Bangkit Pasca Banjir, Petani Pasir Putih Tetap Menanam
Dalam rangka melihat kondisi dan perkembangan usaha tani pasca bencana banjir, kegiatan monitoring lahan hortikultura dilaksanakan di Desa Pasir Putih, Kecamatan Teluk Pakedai, Kabupaten Kubu Raya. Kegiatan ini bertujuan untuk mengetahui dampak banjir terhadap lahan pertanian serta memastikan keberlanjutan usaha tani hortikultura di wilayah tersebut.
Monitoring lahan dilakukan oleh PPL Sukamim dan Nur Chomariah, SP, bersama Kepala Bidang Hortikultura DKPP Kabupaten Kubu Raya, Fitriyandi Radsyi, SP, MM, beserta staf dan mahasiswa magang dari UPB Pontianak. Kehadiran tim di lapangan menjadi bentuk perhatian dan dukungan pemerintah daerah kepada petani yang terdampak fenomena iklim.
Pada kesempatan tersebut, Kepala Bidang Hortikultura memberikan semangat dan motivasi kepada perwakilan petani setempat, Pak Yanto selaku Ketua Kelompok Tani Maju Bersama. Petani diharapkan tetap optimis dan terus berperan aktif dalam menjaga ketahanan pangan daerah dengan melanjutkan budidaya tanaman buah dan sayur meskipun menghadapi tantangan akibat banjir.

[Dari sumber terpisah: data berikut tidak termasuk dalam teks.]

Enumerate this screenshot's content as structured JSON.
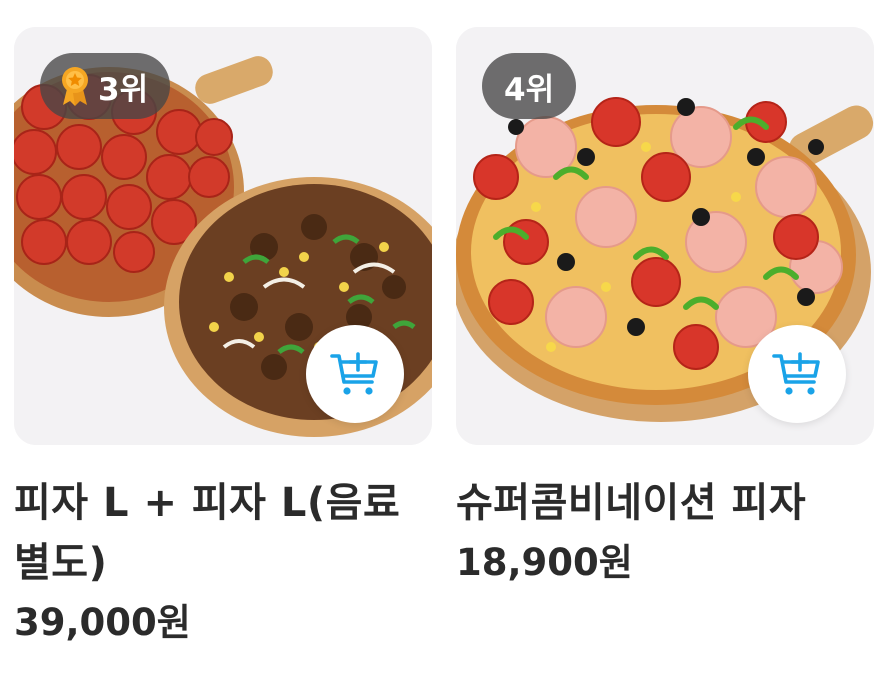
{
  "products": [
    {
      "rank_label": "3위",
      "has_medal": true,
      "name": "피자 L + 피자 L(음료별도)",
      "price": "39,000원",
      "image": "pepperoni-and-bulgogi-pizza-photo",
      "cart_icon": "cart-add-icon"
    },
    {
      "rank_label": "4위",
      "has_medal": false,
      "name": "슈퍼콤비네이션 피자",
      "price": "18,900원",
      "image": "super-combination-pizza-photo",
      "cart_icon": "cart-add-icon"
    }
  ],
  "colors": {
    "accent": "#1aa3e8",
    "medal": "#f5a623",
    "badge_bg": "#464646",
    "text": "#2b2b2b"
  }
}
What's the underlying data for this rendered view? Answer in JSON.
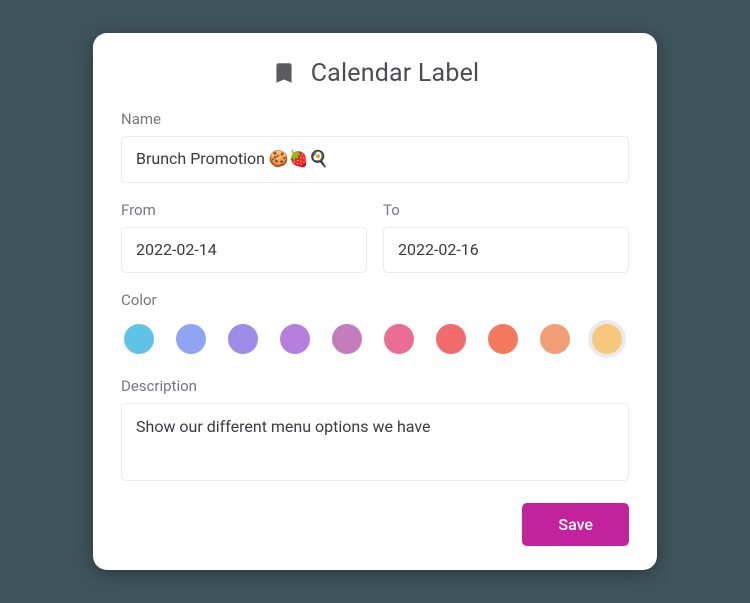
{
  "header": {
    "icon": "bookmark-icon",
    "title": "Calendar Label"
  },
  "labels": {
    "name": "Name",
    "from": "From",
    "to": "To",
    "color": "Color",
    "description": "Description"
  },
  "values": {
    "name": "Brunch Promotion 🍪🍓🍳",
    "from": "2022-02-14",
    "to": "2022-02-16",
    "description": "Show our different menu options we have"
  },
  "colors": [
    {
      "hex": "#5fc3e6",
      "selected": false
    },
    {
      "hex": "#8fa4f2",
      "selected": false
    },
    {
      "hex": "#9d8ce8",
      "selected": false
    },
    {
      "hex": "#b67fdd",
      "selected": false
    },
    {
      "hex": "#c57cbc",
      "selected": false
    },
    {
      "hex": "#e96d95",
      "selected": false
    },
    {
      "hex": "#f36c6c",
      "selected": false
    },
    {
      "hex": "#f47a5f",
      "selected": false
    },
    {
      "hex": "#f19d76",
      "selected": false
    },
    {
      "hex": "#f6c87b",
      "selected": true
    }
  ],
  "buttons": {
    "save": "Save"
  }
}
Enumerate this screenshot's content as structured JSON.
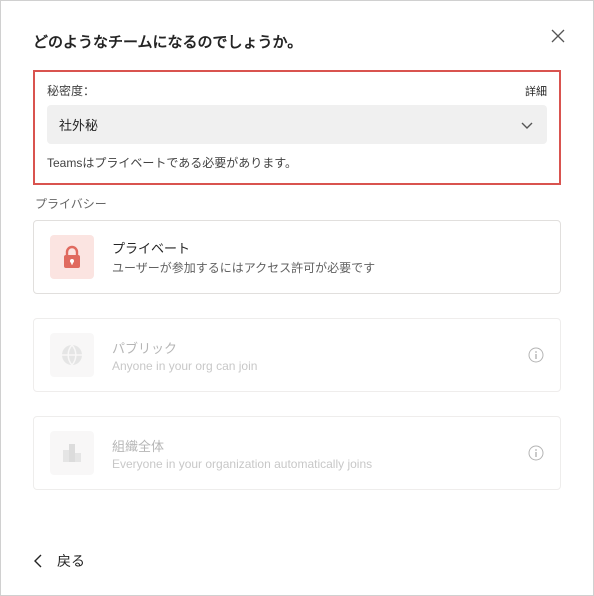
{
  "header": {
    "title": "どのようなチームになるのでしょうか。"
  },
  "sensitivity": {
    "label": "秘密度：",
    "details_link": "詳細",
    "selected_value": "社外秘",
    "hint": "Teamsはプライベートである必要があります。"
  },
  "privacy": {
    "section_label": "プライバシー",
    "options": [
      {
        "title": "プライベート",
        "desc": "ユーザーが参加するにはアクセス許可が必要です",
        "enabled": true,
        "icon": "lock"
      },
      {
        "title": "パブリック",
        "desc": "Anyone in your org can join",
        "enabled": false,
        "icon": "globe"
      },
      {
        "title": "組織全体",
        "desc": "Everyone in your organization automatically joins",
        "enabled": false,
        "icon": "org"
      }
    ]
  },
  "footer": {
    "back": "戻る"
  }
}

Pak Yanto bersama anggota kelompok tani tetap menunjukkan semangat tinggi dengan terus membudidayakan berbagai komoditas hortikultura, di antaranya jeruk sambal, kacang panjang, timun, dan cabai rawit. Upaya ini menjadi bukti ketangguhan petani dalam menghadapi perubahan iklim sekaligus komitmen mereka dalam menyediakan pangan bagi masyarakat.
Semangat dan ketekunan petani merupakan kekuatan utama dalam menjaga ketahanan pangan. Melalui sinergi antara petani, pendamping lapangan, dan pemerintah daerah, diharapkan sektor hortikultura di Kabupaten Kubu Raya dapat terus tumbuh dan berkelanjutan.